Sabíamos que estábamos al mismo nivel, y precisamente por eso nunca supimos quién era más fuerte. Las reglas del mundo, las leyes de la moral guerrera, nos impedían liberar todo nuestro poder en un duelo. Lo que pasó antes —esa pequeña loma pulverizada— es una de las principales razones por las que se impuso tal decisión. Una fuerza como la nuestra no es para medirse… sino para decidir guerras.
El castillo se alzaba entre la niebla como una reliquia olvidada por el tiempo. Alto, imponente, grabado con símbolos ancestrales que narraban la historia de Hangyul.

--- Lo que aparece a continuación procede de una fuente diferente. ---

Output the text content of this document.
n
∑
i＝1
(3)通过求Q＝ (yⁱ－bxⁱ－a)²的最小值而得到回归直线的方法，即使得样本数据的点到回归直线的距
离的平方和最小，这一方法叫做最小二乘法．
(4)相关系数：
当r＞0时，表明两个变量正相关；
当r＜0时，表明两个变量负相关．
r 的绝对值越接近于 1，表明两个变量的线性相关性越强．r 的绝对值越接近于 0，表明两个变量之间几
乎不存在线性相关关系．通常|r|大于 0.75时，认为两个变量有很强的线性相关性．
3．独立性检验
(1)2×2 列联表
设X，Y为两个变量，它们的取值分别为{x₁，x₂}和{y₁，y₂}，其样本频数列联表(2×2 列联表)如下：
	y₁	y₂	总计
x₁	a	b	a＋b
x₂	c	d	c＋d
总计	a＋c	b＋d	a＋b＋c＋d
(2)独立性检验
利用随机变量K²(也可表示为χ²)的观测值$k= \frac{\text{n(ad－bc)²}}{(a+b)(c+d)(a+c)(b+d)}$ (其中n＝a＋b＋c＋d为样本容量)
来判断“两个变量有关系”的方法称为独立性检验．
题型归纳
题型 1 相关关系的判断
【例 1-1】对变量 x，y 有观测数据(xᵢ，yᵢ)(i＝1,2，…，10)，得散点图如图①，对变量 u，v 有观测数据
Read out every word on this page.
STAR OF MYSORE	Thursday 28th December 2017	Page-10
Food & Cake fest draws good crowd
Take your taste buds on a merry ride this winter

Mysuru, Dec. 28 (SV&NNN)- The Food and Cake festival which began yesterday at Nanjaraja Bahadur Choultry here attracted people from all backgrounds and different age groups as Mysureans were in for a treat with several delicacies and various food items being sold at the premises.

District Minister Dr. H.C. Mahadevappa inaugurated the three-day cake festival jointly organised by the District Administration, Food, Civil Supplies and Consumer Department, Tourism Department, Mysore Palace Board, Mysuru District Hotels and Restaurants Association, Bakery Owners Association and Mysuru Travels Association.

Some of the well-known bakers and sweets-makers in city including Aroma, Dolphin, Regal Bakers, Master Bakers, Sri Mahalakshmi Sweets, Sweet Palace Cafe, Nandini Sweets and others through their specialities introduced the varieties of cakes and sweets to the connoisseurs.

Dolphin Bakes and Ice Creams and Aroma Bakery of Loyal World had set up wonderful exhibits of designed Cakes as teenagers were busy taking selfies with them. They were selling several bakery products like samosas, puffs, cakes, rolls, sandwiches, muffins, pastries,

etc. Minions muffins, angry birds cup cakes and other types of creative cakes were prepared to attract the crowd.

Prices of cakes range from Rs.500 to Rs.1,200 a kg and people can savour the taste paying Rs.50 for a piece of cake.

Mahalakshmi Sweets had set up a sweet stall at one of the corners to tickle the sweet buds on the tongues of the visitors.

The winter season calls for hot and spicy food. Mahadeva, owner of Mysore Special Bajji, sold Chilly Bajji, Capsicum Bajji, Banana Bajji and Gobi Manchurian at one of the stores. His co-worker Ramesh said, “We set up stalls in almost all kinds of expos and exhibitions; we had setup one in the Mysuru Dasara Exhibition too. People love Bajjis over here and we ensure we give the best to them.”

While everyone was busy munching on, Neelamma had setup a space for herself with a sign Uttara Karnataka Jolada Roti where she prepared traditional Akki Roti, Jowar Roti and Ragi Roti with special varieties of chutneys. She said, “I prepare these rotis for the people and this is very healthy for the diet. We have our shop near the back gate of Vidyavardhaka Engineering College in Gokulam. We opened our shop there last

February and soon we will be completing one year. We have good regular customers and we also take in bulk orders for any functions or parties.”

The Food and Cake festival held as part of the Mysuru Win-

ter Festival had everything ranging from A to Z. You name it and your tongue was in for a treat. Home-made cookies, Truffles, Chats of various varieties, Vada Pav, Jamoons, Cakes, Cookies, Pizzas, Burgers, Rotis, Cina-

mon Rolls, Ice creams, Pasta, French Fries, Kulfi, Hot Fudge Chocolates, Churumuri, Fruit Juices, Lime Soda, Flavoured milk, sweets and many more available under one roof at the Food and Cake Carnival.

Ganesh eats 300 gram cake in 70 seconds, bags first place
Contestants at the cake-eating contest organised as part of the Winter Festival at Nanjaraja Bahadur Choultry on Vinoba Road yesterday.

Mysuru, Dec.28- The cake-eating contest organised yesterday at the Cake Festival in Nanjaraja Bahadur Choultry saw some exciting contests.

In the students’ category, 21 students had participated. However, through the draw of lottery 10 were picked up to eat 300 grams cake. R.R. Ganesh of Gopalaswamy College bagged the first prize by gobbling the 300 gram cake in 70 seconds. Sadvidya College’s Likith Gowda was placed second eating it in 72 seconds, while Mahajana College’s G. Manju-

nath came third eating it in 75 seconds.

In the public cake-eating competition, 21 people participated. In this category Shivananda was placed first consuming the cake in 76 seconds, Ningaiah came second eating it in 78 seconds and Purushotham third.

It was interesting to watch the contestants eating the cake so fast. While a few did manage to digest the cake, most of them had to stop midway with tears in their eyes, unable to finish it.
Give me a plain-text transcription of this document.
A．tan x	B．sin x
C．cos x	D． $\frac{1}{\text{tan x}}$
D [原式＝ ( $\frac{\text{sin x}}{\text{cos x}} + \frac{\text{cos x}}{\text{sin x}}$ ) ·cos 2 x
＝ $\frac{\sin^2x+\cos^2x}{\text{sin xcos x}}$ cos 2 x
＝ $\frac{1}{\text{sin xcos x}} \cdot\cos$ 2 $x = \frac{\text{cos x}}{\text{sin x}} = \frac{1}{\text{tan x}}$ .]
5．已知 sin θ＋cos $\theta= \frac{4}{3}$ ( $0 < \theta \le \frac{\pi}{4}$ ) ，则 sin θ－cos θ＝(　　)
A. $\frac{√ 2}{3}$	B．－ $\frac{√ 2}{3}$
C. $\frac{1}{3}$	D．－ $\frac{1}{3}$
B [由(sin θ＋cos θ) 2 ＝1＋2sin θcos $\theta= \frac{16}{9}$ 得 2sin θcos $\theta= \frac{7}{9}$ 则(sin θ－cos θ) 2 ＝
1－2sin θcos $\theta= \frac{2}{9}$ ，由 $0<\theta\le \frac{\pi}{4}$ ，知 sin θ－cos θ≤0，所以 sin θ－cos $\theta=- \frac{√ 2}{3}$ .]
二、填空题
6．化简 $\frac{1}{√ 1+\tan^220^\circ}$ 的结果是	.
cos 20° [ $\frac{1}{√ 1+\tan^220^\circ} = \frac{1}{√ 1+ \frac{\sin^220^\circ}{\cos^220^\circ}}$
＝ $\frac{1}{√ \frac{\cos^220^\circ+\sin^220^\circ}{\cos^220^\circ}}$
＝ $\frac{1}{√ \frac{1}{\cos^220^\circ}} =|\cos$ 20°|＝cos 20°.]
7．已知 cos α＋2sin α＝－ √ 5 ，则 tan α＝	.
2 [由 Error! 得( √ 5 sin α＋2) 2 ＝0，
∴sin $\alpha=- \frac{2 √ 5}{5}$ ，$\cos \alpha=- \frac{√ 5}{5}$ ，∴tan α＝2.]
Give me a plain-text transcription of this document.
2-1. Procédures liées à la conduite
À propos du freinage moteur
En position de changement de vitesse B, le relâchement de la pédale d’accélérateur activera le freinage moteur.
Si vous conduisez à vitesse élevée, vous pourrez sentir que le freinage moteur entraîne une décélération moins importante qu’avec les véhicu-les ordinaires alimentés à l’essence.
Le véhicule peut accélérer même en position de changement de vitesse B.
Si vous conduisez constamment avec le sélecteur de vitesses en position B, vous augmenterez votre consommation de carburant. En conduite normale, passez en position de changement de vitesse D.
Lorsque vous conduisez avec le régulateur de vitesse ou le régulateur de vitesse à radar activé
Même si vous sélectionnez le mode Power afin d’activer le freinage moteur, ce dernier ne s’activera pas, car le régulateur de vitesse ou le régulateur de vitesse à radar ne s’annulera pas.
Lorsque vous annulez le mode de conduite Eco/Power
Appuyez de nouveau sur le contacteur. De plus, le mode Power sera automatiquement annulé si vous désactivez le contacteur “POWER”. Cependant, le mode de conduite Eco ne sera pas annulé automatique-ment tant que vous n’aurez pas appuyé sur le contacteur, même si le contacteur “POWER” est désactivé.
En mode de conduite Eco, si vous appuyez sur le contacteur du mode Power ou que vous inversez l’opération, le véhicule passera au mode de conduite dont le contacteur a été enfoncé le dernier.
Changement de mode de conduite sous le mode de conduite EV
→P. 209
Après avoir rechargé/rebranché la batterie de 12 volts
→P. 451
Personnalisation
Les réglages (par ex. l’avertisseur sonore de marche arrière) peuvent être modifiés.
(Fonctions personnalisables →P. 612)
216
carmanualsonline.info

Sus muros desgastados eran testimonio de generaciones enteras de batallas, reyes caídos y pactos rotos.
—Así que este es el famoso castillo de Gwon-San… —murmuré.
—Sí… y también es el símbolo más antiguo de Hangyul. Si cae, la moral de este país caerá con él —dijo Naoka, algo más serio de lo habitual.
Entonces aparecieron.
Dos figuras emergieron desde la entrada, caminando con la serenidad de quien no teme a nada. Uno llevaba un uniforme impecable, el rostro marcado por años de liderazgo. El otro, más joven, pero con una mirada tan afilada como una lanza.
—Soy Hon Baek, general supremo de Hangyul y guardián del legado de este castillo. Él es mi hermano, Shin —dijo el mayor con voz firme—. Si han venido a buscar la gloria en combate, la encontrarán. Pero no aquí. Este castillo es historia viva. Si vamos a enfrentarnos, será lejos de estas murallas.
—Tienes agallas. Me agradas —dijo Naoka con una sonrisa ladeada.
Nos alejamos hacia una planicie vacía no muy lejos. El viento soplaba fuerte, como si también supiera lo que estaba por desatarse.
—Prepárate, Gulner. Esto será una pelea digna de ser recordada.